“We are everything that we can do, to help not only you die peacefully but to live until you die.” – Dame Cicely Saunders
Dame Cicely Saunders in 1967 in St. Christopher’s Hospice in London first applied the term “hospice” to specialized care for terminally ill and dying patients. Today, hospice care humane and compassionate care for people in the last phases of incurable disease so that they live as fully and comfortably as possible in the time they have left.
Hospice is a philosophy of care. The Utah hospice care philosophy or point of view accepts death as the last phase of life, and the inevitable end of the long-term illness. The goal of Utah hospice is the patient to an alert, pain-free life to enjoy and manage other symptoms so that their last days may be spent with dignity and quality, surrounded by loved ones. Utah Hospice care affirms life and neither accelerated or postponed death.

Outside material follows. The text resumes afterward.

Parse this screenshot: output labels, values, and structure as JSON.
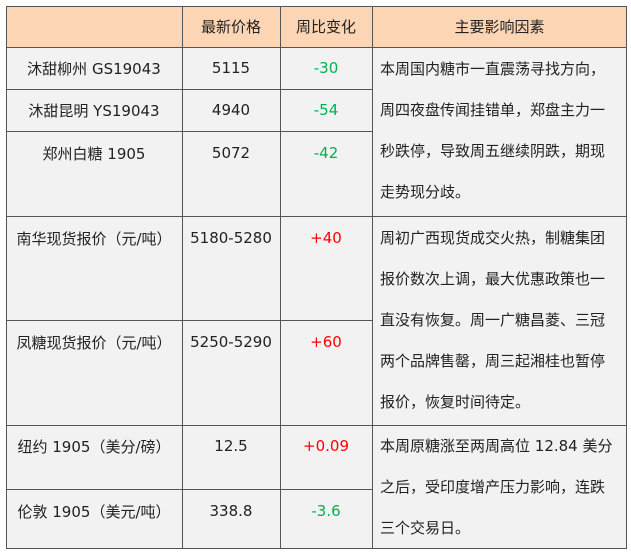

Utah Hospice care treats the person and not the disease, but focuses on the quality rather than length of life. It provides family-centered care and includes the patient and the family in decision making. Care is provided for the patient and family 24 hours a day, 7 days a week. Utah hospice care can be given in the patient’s home, a hospital, nursing home, hospice or private institution. Most hospice care in the United States has been in the house with a family member or members, as the main hands-on caregiver.
Utah hospice is for people who no longer benefit from cancer or other diseases and stressful treatments expected to live six months or less are suitable. Hospice palliative care offers people what treatment for relief of cancer or other disease-related symptoms but not cure the disease, whose main purpose is to improve the quality of life. You choose, your family and your doctor together when to start hospice Utah.
One of the main hospice is that it is often not started soon enough. Sometimes the doctor, patient, or family member will resist hospice because he or she feels it sends a message of no hope for recovery. That is not true if the patient is better or the disease in remission, he or she can be taken out of the hospice program and go into the active treatment of cancer. The patient can re-initiate Utah hospice care at a later date if necessary.
The hope that hospice brings is the hope of a life, make the most of each day during the last stages of advanced illness.


Utah hospice care for cancer patients in terminal stage of their illness. The author Art Gib is a freelance writer.